Mack-Cali And Prentiss Properties Terminate Merger
09/22/2000 Category: Acquisitions
CRANFORD, NJ and DALLAS, TX, September 22, 2000 — Mack-Cali Realty Corporation (NYSE: CLI) and Prentiss Properties Trust (NYSE: PP) announced the termination of their agreement to merge the two companies.
Under the terms of the negotiated termination agreement, Prentiss Properties will acquire Mack-Cali's 270,000 square foot Cielo Center in Austin, Texas for $47.1 million. In connection with the transaction, Mack-Cali deposited $25 million into an escrow account for the benefit of Prentiss Properties.
"While we still believe in the merits of the merger, the termination of the agreement at this point is in the best interests of both companies," said Thomas August, Chief Executive Officer of Prentiss Properties. "We're disappointed that the merger will not occur," said Mitchell Hersh, Chief Executive Officer of Mack-Cali. "This settlement however allows Mack-Cali and Prentiss to refocus on their core strategies."
Mack-Cali Realty Corporation is a fully-integrated, self-administered, self-managed real estate investment trust (REIT) providing management, leasing, development, construction and other tenant-related services for its class A real estate portfolio. Mack-Cali owns or has interests in 266 properties, primarily office and office/flex buildings, totaling approximately 28.2 million square feet, located in 12 states and the District of Columbia. The properties, which are primarily located in the Northeast, enable the Company to provide a full complement of real estate opportunities to its diverse base of over 2,400 tenants.
Additional information on Mack-Cali Realty Corporation is available on the Company's website at www.mack-cali.com.

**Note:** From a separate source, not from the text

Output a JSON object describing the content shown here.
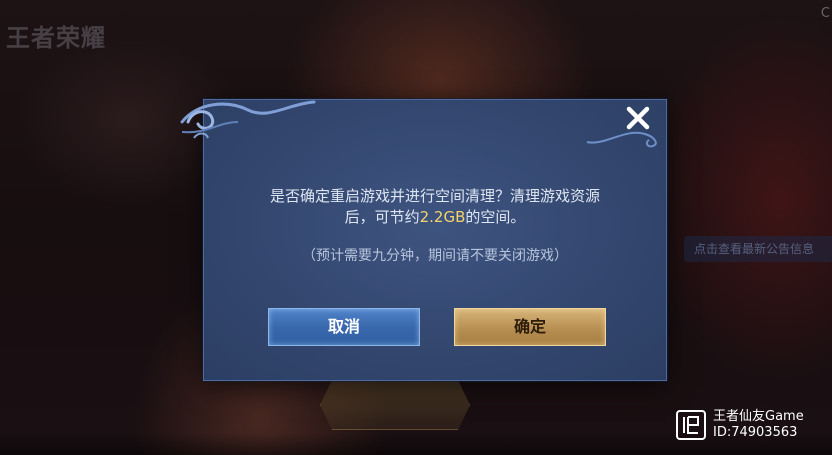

Certain information discussed in this press release may constitute forward-looking statements within the meaning of the Federal Securities law. Although the Company believes that the expectations reflected in such forward-looking statements are based upon reasonable assumptions, it can give no assurance that its expectations will be achieved. Forward-looking information is subject to certain risks, trends and uncertainties that could cause actual results to differ materially from those projected. Among those risks, trends and uncertainties are the general economic climate; the supply of and demand for office, office/flex and industrial/warehouse properties; interest rate levels; the availability of financing; and other risks associated with the development and acquisition of properties, including risks that the development may not be completed on schedule, that the tenants will not take occupancy or pay rent, or that development or operating costs may be greater than anticipated. For further information on factors which could impact the Company and the statements contained herein, reference should be made to the Company's filings with the Securities and Exchange Commission including quarterly reports on Form 10-Q, reports on Form 8-K, and annual reports on Form 10-K.